Friday, September 9, 2011

Religion Friday: Calvinism

While Luther was beginning his reform movement in Germany, Zwingli and others were starting their own reforms in the Swiss Confederation. The two reform movements considered a merger at one point, but Luther and Zwingli disagreed on some key things, such as the real presence in the Eucharist. The Swiss reform movement was picked up by John Calvin, who clarified what the reformers believed.

Calvinism is best known for its idea of predestination, that is, God has already chosen who will be saved and who won’t. It can be outlined through the acronym TULIP:

Total Depravity: All people are born with inclination and willingness to sin rather than completely turn to God.
Unconditional Election: God has chosen those He will give grace to throughout eternity. Neither faith nor works will earn salvation unless God has decided it so.
Limited Atonement: Jesus’ sacrifice and atonement was for the elect only.
Irresistible Grace: If God has chosen someone to be saved, that person will be saved. It is not that person’s free will to choose salvation.
Perseverance of the Saints: The elect will always be faithful to God. If they fall away, then they were not the elect. God does not allow the elect to fall away.

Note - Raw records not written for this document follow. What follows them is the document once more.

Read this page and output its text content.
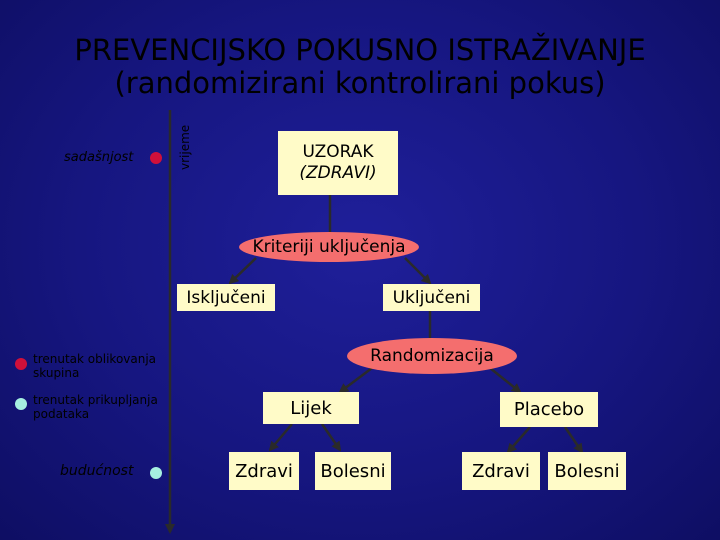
PREVENCIJSKO POKUSNO ISTRAŽIVANJE
(randomizirani kontrolirani pokus)
vrijeme
sadašnjost
trenutak oblikovanja skupina
trenutak prikupljanja podataka
budućnost
UZORAK
(ZDRAVI)
Kriteriji uključenja
Isključeni	Uključeni
Randomizacija
Lijek	Placebo
Zdravi Bolesni	Zdravi Bolesni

Now, I was raised Cumberland Presbyterian, and sometimes when someone heard Presbyterian, they would go, “Oh, so you believe in predestination?” But I have never met someone who believes in the TULIP view of salvation. It’s always been my opinion that God exist outside of time. He already knows who will accept salvation and who won’t, but it’s still a choice for us humans. He gave us free will. He offers us grace. The burden is on us. That doesn’t diminish the sovereignty of God.

Of the five points, the only one that really jives with me is total depravity. Yes, we’re born with original sin. We like to sin. We’re inclined to sin, and it takes some work to not wallow in sin and try to live for God. But that’s another post for another time.

The perseverance of the saints is tempting. It’s the “once saved, always saved” mentality. Even some groups that don’t believe in predestination believe if you are really saved, you won’t fall away. If you fall away, then it’s a sign you weren’t really saved. Jesus commanded “Ye be perfect,” but He wasn’t saying we’d actually get there, just that we should strive for that. Trying, failing, apologizing, and trying again hopefully a bit better each time. Faith is a journey. Sometimes, people take the wrong path and wind up abandoning God. It doesn’t mean God wanted them to fall away, nor does it mean that any previous devotion and faith they had wasn’t genuine. We don’t have free will just until we make a decision; we have free will as long as we live.

Along with the limited salvation view, the early Calvinists wanted to limit a lot. Sola scriptura all the way. If it wasn’t in the Bible, it wasn’t done. This included the number of sacraments, the order of church service, and what types of music, art, or dance was allowed (not much). From this came some of the early American founders, whose strict rules and strong work ethic still affects American society. But something I never understood about the Puritans was, if God will save whomever He wants, and no one can resist or change that, what’s the point of having the rules, of working hard to be obedient, of arguing doctrine with others? Surely the elect would act properly without rules, and the un-chosen can go do awful things since God’s not giving them salvation anyway. Without free will, we don’t have to claim any responsibility. Every little detail was preordained by God. But wouldn’t that mean God inflicted us with violence, poverty, and hunger? I believe those are tragic outcomes from us using our free will to pursue sin. God allows us free will and its bad consequences, but He doesn’t inflict it upon helpless people who have no control over their lives.

There are some positives from Calvinism, though I’m inclined to think they are mostly secular. What is known as the Protestant work ethic, working longer and harder as a sign of moral character, still shapes the business world. In fact, capitalism’s rise owes a lot to the Reformers' work ethic and independence from authority. The idea of a representative church body is especially admirable. Presbyterians are called such because of the presbyteries, or ruling bodies made up elders and clergy to vote on church reforms. The highest authority, the General Assembly, has representatives from each presbytery, and makes decisions as a voting group. I got to participate as a youth representative for my denomination’s General Assembly. As a youth, I didn’t get to vote in the Assembly, but I was able to vote in the committee I was assigned to. The experience made me appreciate the democratic process and Robert’s rules of order. But I think over time, it has taken Presbyterianism further away from Calvinism than people realize. When the majority vote gets to decide on changes, there is no guarantee they are going to stay consistent with the original. I think that is why PCUSA recently allowed ordination of openly gay clergy; the members of General Assembly are products of their time, which will reflect social movements and prevalent opinions.

Again, it’s hard to give a number to people who adhere to Reformed theology. Recently, evangelical groups have started to adopt a “new Calvinism” theology, focused on God’s supreme control and the Bible as the only authority. PCUSA is the biggest Presbyterian church in America, with more than two million members. My cradle denomination, the Cumberland Presbyterian Church, has around 50,000 members.

[Presbyterians are oftened represented by the Celtic cross, which includes a neverending circle on the cross. Sometimes there are ornate patterns, which I suspect Calvin wouldn't have liked.]